The Japanese Yen collapses to its weakest level versus the US Dollar since 1986. (Bloomberg)
Worldwide supply chain pressures are rising: The Global Supply Chain Pressure Index is up to 1.8 points, the highest since July 2022. This index measures how difficult it is for companies to move goods around the world, with positive readings signaling worsening disruptions. (New York Fed)
Micron fell -7.77% yesterday, wiping out $100 billion from its market cap. One of three companies, alongside Samsung and SK Hynix, named in a federal class action lawsuit filed in California. The suit accuses all three of working together to keep DRAM prices high, which have risen 500-700% over the past four years.
Super Micro Computer stock, falls over -9% on the day on news that the company's office has been raided as Taiwan expands its "chip smuggling" probe.
Microsoft’s worst month since December 2000, down -20.4%. U.S. margin debt keeps rising. May 2026 reading: 53.7%. A new record high in absolute terms, $1.42 trillion borrowed against portfolios. It’s not a problem, until stock prices fall. (TopDown charts, LSEG, FINRA)

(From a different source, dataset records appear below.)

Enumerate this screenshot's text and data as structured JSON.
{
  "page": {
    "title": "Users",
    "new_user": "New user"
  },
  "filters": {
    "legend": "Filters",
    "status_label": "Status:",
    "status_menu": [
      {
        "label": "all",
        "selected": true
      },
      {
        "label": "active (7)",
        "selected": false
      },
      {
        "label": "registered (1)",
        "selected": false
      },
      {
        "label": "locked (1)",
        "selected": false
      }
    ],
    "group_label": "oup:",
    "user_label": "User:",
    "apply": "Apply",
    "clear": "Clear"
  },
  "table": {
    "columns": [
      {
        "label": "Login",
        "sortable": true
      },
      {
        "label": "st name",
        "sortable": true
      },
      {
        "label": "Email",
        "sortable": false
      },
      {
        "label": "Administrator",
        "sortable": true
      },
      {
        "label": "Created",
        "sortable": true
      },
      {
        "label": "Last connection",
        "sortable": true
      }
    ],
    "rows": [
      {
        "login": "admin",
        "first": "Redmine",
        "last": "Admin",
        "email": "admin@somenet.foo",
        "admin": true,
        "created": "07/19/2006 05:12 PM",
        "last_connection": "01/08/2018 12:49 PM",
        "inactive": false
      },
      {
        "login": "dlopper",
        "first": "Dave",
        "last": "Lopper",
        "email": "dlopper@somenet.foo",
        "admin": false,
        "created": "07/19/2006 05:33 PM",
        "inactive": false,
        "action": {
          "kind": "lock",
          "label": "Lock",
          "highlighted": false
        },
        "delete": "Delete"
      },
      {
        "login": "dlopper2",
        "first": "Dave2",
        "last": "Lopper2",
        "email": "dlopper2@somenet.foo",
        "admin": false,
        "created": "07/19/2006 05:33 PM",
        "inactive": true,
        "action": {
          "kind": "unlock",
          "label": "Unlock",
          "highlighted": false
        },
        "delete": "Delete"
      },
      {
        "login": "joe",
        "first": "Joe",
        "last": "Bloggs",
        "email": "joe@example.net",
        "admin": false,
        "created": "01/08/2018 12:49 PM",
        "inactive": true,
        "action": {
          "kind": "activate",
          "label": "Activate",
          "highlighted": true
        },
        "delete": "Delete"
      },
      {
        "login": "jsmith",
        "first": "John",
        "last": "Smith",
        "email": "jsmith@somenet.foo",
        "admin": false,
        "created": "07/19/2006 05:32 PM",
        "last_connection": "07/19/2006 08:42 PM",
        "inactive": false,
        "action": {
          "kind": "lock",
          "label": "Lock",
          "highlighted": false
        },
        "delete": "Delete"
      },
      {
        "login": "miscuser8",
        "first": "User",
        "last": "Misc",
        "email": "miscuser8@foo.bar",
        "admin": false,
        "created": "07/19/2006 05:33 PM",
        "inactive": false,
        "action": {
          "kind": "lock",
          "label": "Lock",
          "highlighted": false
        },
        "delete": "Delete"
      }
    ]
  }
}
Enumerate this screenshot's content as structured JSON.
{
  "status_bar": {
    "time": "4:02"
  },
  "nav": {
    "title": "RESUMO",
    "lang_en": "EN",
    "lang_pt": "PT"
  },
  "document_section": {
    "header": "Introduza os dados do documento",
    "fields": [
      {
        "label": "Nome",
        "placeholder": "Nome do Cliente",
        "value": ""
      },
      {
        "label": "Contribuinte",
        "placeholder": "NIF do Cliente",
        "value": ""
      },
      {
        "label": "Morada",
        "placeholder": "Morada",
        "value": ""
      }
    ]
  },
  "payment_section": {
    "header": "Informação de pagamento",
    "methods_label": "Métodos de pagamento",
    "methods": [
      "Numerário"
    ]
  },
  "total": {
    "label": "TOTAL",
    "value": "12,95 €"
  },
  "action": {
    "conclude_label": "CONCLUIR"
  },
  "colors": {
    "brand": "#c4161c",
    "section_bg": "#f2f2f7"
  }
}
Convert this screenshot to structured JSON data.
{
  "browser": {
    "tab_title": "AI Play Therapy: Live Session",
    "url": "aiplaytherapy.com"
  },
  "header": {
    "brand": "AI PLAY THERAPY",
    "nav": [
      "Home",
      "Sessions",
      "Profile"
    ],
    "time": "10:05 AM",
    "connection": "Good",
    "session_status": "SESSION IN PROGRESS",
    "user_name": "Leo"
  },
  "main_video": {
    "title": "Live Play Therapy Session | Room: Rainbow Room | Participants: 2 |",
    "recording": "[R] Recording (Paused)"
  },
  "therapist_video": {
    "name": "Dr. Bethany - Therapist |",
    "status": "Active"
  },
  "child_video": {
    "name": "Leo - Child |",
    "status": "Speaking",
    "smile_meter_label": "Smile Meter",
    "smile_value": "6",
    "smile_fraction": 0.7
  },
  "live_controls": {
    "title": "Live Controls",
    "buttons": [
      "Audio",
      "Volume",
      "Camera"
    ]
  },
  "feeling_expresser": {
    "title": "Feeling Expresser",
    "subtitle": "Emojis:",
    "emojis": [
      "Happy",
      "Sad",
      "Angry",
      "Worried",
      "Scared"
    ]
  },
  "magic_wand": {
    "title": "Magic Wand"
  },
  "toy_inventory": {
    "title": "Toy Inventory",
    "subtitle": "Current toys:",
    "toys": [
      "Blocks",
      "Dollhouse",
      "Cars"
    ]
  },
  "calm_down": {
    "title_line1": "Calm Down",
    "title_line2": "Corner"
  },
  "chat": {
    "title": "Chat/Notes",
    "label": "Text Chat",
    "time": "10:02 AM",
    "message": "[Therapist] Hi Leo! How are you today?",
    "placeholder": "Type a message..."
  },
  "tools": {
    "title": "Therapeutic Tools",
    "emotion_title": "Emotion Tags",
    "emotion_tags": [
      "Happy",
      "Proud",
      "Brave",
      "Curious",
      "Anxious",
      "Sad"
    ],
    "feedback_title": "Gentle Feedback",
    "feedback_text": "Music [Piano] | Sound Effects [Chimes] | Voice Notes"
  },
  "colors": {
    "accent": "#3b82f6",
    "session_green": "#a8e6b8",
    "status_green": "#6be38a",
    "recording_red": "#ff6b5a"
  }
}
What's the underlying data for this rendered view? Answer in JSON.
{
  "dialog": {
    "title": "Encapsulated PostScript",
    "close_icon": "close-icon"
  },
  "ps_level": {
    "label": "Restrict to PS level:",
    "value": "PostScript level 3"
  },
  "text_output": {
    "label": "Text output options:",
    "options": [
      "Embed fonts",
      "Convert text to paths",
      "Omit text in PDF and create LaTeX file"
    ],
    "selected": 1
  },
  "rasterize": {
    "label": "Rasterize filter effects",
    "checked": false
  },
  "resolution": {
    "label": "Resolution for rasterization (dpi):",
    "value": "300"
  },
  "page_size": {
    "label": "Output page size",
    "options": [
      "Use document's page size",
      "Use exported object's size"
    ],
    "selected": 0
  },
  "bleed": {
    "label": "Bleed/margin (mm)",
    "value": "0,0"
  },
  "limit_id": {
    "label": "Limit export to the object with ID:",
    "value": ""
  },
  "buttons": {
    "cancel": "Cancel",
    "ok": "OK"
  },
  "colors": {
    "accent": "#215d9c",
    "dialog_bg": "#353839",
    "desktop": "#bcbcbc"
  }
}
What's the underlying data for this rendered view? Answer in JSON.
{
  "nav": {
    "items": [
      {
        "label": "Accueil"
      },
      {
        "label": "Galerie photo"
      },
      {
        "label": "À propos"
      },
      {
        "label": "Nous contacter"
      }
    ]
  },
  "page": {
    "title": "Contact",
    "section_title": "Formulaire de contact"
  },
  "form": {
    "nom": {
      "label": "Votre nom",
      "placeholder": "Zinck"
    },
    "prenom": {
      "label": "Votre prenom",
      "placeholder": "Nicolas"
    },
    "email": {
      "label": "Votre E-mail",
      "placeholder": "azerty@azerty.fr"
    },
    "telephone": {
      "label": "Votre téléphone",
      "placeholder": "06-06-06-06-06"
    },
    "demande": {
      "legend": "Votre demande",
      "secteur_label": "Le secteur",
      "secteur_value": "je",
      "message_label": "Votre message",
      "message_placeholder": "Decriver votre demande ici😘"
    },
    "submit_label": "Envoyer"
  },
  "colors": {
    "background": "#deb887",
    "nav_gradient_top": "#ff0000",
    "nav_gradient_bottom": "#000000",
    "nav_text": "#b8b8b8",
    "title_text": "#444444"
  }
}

The US can't afford higher rates. About $8T of Treasuries roll over in the next 12 months, with an average coupon near 3.3% versus today's ~4% 1-year rate. Refinancing at current levels adds roughly $49B in annual interest costs - before factoring in an ongoing $2T annual deficit. Volcker could crush inflation with double-digit rates because debt-to-GDP had already fallen from ~100% to ~30%. That cushion doesn't exist today.